Quando si parla di horror classico, si finisce sempre per tornare a quelle creature iconiche che la Universal Pictures ha consegnato all'immaginario collettivo: Dracula, la Mummia, l'Uomo Lupo e, naturalmente, il mostro di Frankenstein. Ma se c'è un film che è riuscito a elevare il gotico horror degli anni trenta in qualcosa di più complesso e visionario, quello è La moglie di Frankenstein.

James Whale, che aveva già diretto il primo Frankenstein nel 1931, non era convintissimo di fare un seguito. Accettò solo dopo le insistenze di Carl Laemmle Jr., imponendo però pieno controllo creativo e persino la possibilità di trattare faccia a faccia con i censori del codice Hays. E quella libertà gli permise di creare una delle vette assolute del cinema horror.

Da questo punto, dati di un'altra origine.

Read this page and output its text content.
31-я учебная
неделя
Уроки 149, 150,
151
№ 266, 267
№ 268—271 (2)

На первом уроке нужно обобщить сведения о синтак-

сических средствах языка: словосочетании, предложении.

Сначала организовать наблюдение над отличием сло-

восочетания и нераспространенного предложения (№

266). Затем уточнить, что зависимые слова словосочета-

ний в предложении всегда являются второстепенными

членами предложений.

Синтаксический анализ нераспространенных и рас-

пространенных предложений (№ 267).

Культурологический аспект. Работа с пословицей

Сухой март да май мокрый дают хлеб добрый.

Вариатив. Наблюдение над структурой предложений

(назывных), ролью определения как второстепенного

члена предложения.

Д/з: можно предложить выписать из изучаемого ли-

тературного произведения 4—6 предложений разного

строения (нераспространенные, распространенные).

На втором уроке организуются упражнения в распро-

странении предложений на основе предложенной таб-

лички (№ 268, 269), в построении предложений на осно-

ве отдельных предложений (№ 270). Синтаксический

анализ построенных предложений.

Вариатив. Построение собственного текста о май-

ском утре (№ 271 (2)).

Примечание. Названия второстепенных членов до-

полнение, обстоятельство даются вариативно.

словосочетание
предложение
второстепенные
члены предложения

Il prologo è un piccolo capolavoro metanarrativo. Mary Shelley (Elsa Lanchester) racconta al marito e a Lord Byron un possibile seguito del romanzo. Un espediente narrativo geniale che lega letteratura e cinema.
La Creatura (Boris Karloff), sopravvissuta all'incendio del primo film, vaga disperata per le campagne mentre il dottor Henry Frankenstein (Colin Clive) giura di non tornare mai più ai suoi esperimenti. Ma l'arrivo del dottor Pretorius (Ernest Thesiger), suo antico mentore, cambia tutto. Pretorius è uno scienziato ancora più folle di Frankenstein, ossessionato dall'idea di creare una nuova razza artificiale. Quando mostra a Henry le sue miniature viventi — piccoli esseri umani in barattoli di vetro, tra cui un re, una regina e un arcivescovo — capisci che siamo di fronte a un genio diabolico. Frankenstein rifiuta. Almeno finché il Mostro, manipolato da Pretorius, non rapisce la sua amata Elizabeth. Costretto dal ricatto, Henry torna nel suo laboratorio per creare una compagna per la Creatura.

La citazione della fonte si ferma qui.